Trading Overbought and Oversold Levels with the Williams %R indicator
Like many professions, entering the trading business requires a lot of hard work and learning, which can initially appear to be very difficult for newbies.
There are a lot of factors and aspects about the Forex market that traders ought to master in order to be profitable.
One of those, and also one of the most widely used techniques in the trading world, are the so-called Overbought and Oversold values.
These two terms describe their function very well.
Overbought values describe a period of time where there has been a significant and consistent upward move in the price over a period of time without much retracement.
While the term Oversold describes a period of time where there has been a significant and consistent downward move in the price over a period of time without much pullback.
Using the Williams %R indicator is one of the ways how you can identify whether a particular currency pair is Overbought or Oversold in order for you to identify the possibility of a counter move.
Including Williams %R indicator in your trading strategies will help you to more successfully day trade the Forex market. Williams %R is one of the most effective indicators when it comes to Overbought and Oversold readings, as well as trend momentum confirmations and failures.
Implementing the Williams %R indicator in your trading rituals is not a particularly difficult task. In fact, it’s more or less similar to trading the other popular momentum oscillators like the
, which are also most often used to look for overbought and oversold values.
The Williams %R indicator fluctuates between -100 and 0, unlike the other momentum oscillators that usually only produce positive value readings. This is due to the calculation formula of the %R indicator, but nevertheless, the actual number is not that important, rather it’s the meaning of those numbers that is of interest to Forex traders.

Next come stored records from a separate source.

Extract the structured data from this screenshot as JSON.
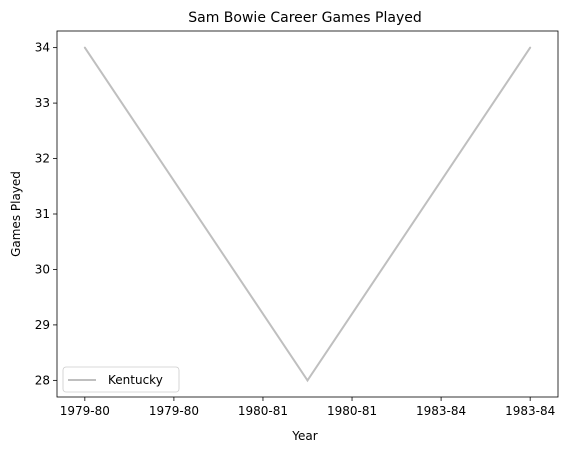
{
  "chart_data": {
    "type": "line",
    "title": "Sam Bowie Career Games Played",
    "xlabel": "Year",
    "ylabel": "Games Played",
    "x_tick_labels": [
      "1979-80",
      "1979-80",
      "1980-81",
      "1980-81",
      "1983-84",
      "1983-84"
    ],
    "x_range": [
      -0.125,
      2.125
    ],
    "ylim": [
      27.7,
      34.3
    ],
    "y_ticks": [
      28,
      29,
      30,
      31,
      32,
      33,
      34
    ],
    "grid": false,
    "legend_position": "lower-left",
    "series": [
      {
        "name": "Kentucky",
        "color": "#bfbfbf",
        "points": [
          {
            "x": 0,
            "y": 34
          },
          {
            "x": 1,
            "y": 28
          },
          {
            "x": 2,
            "y": 34
          }
        ]
      }
    ]
  }
}
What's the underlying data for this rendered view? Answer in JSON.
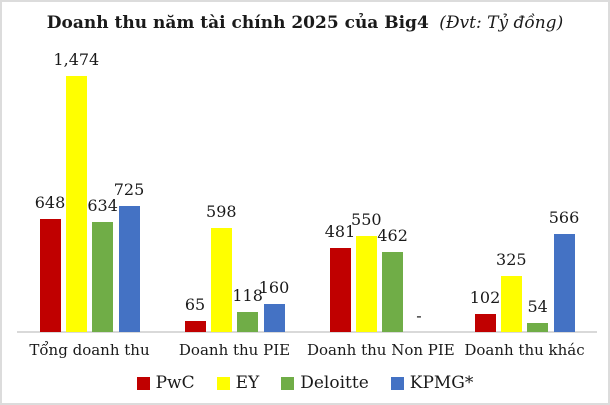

As per the Williams %R indicator, a Forex pair is considered overbought when the indicator is above -20, and oversold if the indicator is below -80.
Traders will look to sell a currency pair when the %R reading is above -20 and they will look to buy it when the indicator is below -80. This can be a particularly successful strategy in ranging markets as the price ping-pongs between two horizontal support and resistance levels.
On the USDJPY chart above, this kind of situation is shown, where the price trades in a range and the Williams %R indicator is placed underneath. It can be observed that the %R indicator accurately identified the tops and bottoms in the pair for most of the time period shown on this chart.
Still, it doesn’t mean that every reading above or below the extreme levels is a buy or sell signal. During strong trends, the indicator can remain stuck at overbought or oversold levels for a prolonged period of time while the trend continues to run. Trading solely on overbought/oversold indicators can, therefore, lead to losses in those kinds of situations.
Traders are better off to use other technical and fundamental tools in conjunction with the Williams %R indicator and the overbought/oversold signals it generates. Any trading signals that are generated from any of the tools can be vindicated by the other tools in the trader’s arsenal.
The Williams %R indicator once understood and mastered is a very useful tool in timing entry and exit points in the Forex market. Aside from its primary use to measure overbought/oversold values, it can be also used in more advanced methods such as divergence and momentum trading.